The company is consolidating its Defense division headquarters and Rocket Shop advanced programs to the Rocket City, where it has had a presence for more than 50 years.
It has also moved into a new office space at Cummings Research Park and is building a new Advanced Manufacturing Facility that will produce subassemblies and components for the AR1 rocket engine, composite cases for rocket motors, 3-D printed rocket engine components and other parts.
James Ramseier, site leader for operations at the Huntsville Advanced Manufacturing Facility, said construction is about 60 percent complete and right on schedule.
“We plan on opening that facility in December of 2018, and initially in 2019, we are going to go through product verification. In 2020, we will ramp up to full production,” he said.

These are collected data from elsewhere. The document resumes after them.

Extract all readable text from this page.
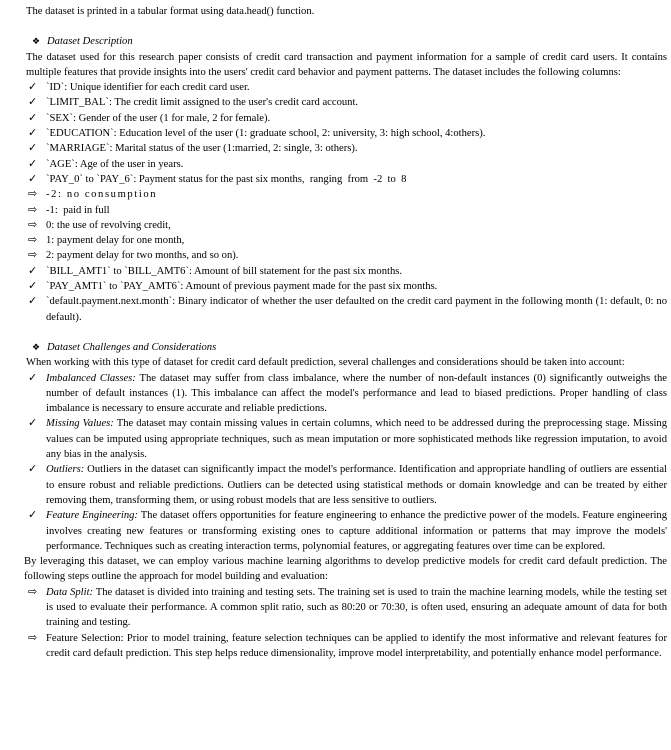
The dataset is printed in a tabular format using data.head() function.

❖ Dataset Description

The dataset used for this research paper consists of credit card transaction and payment information for a sample of credit card users. It contains multiple features that provide insights into the users' credit card behavior and payment patterns. The dataset includes the following columns:

✓ `ID`: Unique identifier for each credit card user.
✓ `LIMIT_BAL`: The credit limit assigned to the user's credit card account.
✓ `SEX`: Gender of the user (1 for male, 2 for female).
✓ `EDUCATION`: Education level of the user (1: graduate school, 2: university, 3: high school, 4:others).
✓ `MARRIAGE`: Marital status of the user (1:married, 2: single, 3: others).
✓ `AGE`: Age of the user in years.
✓ `PAY_0` to `PAY_6`: Payment status for the past six months,  ranging  from  -2  to  8
⇨ -2: no consumption
⇨ -1:  paid in full
⇨ 0: the use of revolving credit,
⇨ 1: payment delay for one month,
⇨ 2: payment delay for two months, and so on).
✓ `BILL_AMT1` to `BILL_AMT6`: Amount of bill statement for the past six months.
✓ `PAY_AMT1` to `PAY_AMT6`: Amount of previous payment made for the past six months.
✓ `default.payment.next.month`: Binary indicator of whether the user defaulted on the credit card payment in the following month (1: default, 0: no default).
❖ Dataset Challenges and Considerations

When working with this type of dataset for credit card default prediction, several challenges and considerations should be taken into account:

✓ Imbalanced Classes: The dataset may suffer from class imbalance, where the number of non-default instances (0) significantly outweighs the number of default instances (1). This imbalance can affect the model's performance and lead to biased predictions. Proper handling of class imbalance is necessary to ensure accurate and reliable predictions.
✓ Missing Values: The dataset may contain missing values in certain columns, which need to be addressed during the preprocessing stage. Missing values can be imputed using appropriate techniques, such as mean imputation or more sophisticated methods like regression imputation, to avoid any bias in the analysis.
✓ Outliers: Outliers in the dataset can significantly impact the model's performance. Identification and appropriate handling of outliers are essential to ensure robust and reliable predictions. Outliers can be detected using statistical methods or domain knowledge and can be treated by either removing them, transforming them, or using robust models that are less sensitive to outliers.
✓ Feature Engineering: The dataset offers opportunities for feature engineering to enhance the predictive power of the models. Feature engineering involves creating new features or transforming existing ones to capture additional information or patterns that may improve the models' performance. Techniques such as creating interaction terms, polynomial features, or aggregating features over time can be explored.

By leveraging this dataset, we can employ various machine learning algorithms to develop predictive models for credit card default prediction. The following steps outline the approach for model building and evaluation:

⇨ Data Split: The dataset is divided into training and testing sets. The training set is used to train the machine learning models, while the testing set is used to evaluate their performance. A common split ratio, such as 80:20 or 70:30, is often used, ensuring an adequate amount of data for both training and testing.
⇨ Feature Selection: Prior to model training, feature selection techniques can be applied to identify the most informative and relevant features for credit card default prediction. This step helps reduce dimensionality, improve model interpretability, and potentially enhance model performance.
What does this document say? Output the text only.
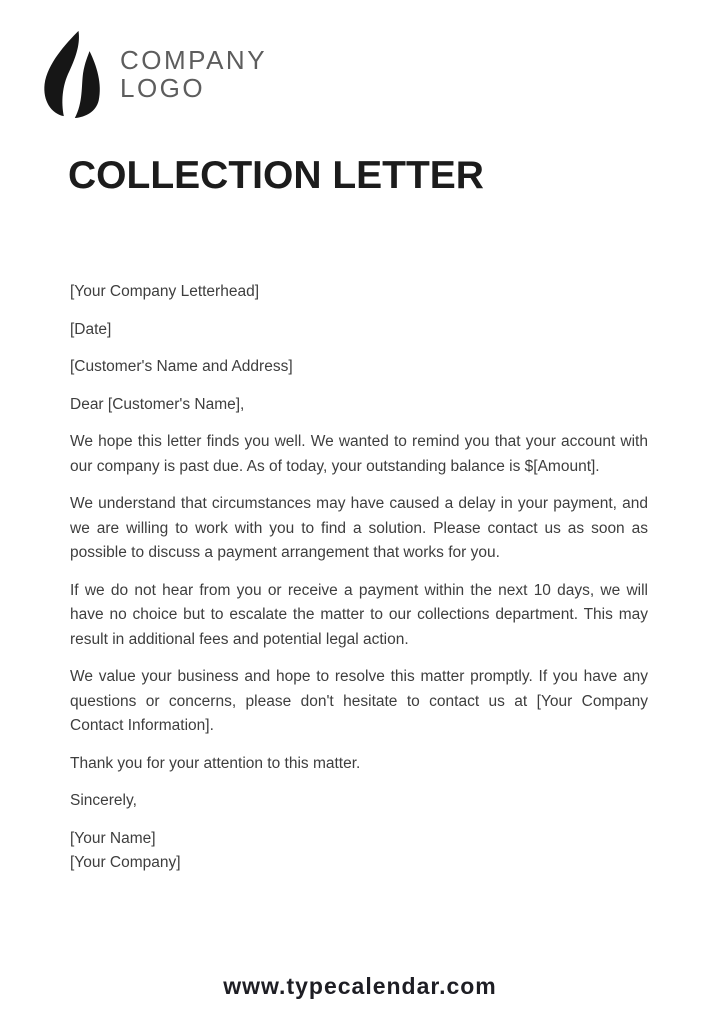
COMPANY
LOGO
COLLECTION LETTER

[Your Company Letterhead]

[Date]

[Customer's Name and Address]

Dear [Customer's Name],

We hope this letter finds you well. We wanted to remind you that your account with our company is past due. As of today, your outstanding balance is $[Amount].

We understand that circumstances may have caused a delay in your payment, and we are willing to work with you to find a solution. Please contact us as soon as possible to discuss a payment arrangement that works for you.

If we do not hear from you or receive a payment within the next 10 days, we will have no choice but to escalate the matter to our collections department. This may result in additional fees and potential legal action.

We value your business and hope to resolve this matter promptly. If you have any questions or concerns, please don't hesitate to contact us at [Your Company Contact Information].

Thank you for your attention to this matter.

Sincerely,

[Your Name]
[Your Company]

www.typecalendar.com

Ramseier said everyone in Huntsville, from major business groups to individual building inspectors, has been supportive and welcoming.
“The culture here is, ‘Let’s all work together to help make you successful,’” he said. “It’s a pleasure working in an environment where people want you to succeed.
“You don’t feel like a stranger. As soon as you move here, you’re part of the family.”
Aerojet Rocketdyne’s hiring plans are moving forward as well, with support from Alabama’s top worker training agency.
“AIDT is fantastic. We’re working with them every week on developing our training plans and material, and they have been outstanding to work with,” Ramseier said.
The company is also impressed with the ties between business and education in the community, said Bill Bigelow, chief of defense communications.
“The partnerships here are very attractive to us,” he said. “We’re growing the future workforce, as we grow our presence here in Huntsville, partnering with Alabama A&M University, the University of Alabama in Huntsville and other area educational institutions, as well as the chamber of commerce and the mayor’s office.”
Bigelow said the Tennessee Valley is clearly committed to bringing in the types of jobs and training programs that will grow a generational workforce.
“The knowledge and the history in all things aerospace, missile-defense and industrial base operations is here, and Aerojet Rocketdyne wants to leverage that community expertise both now and well into the future,” he said.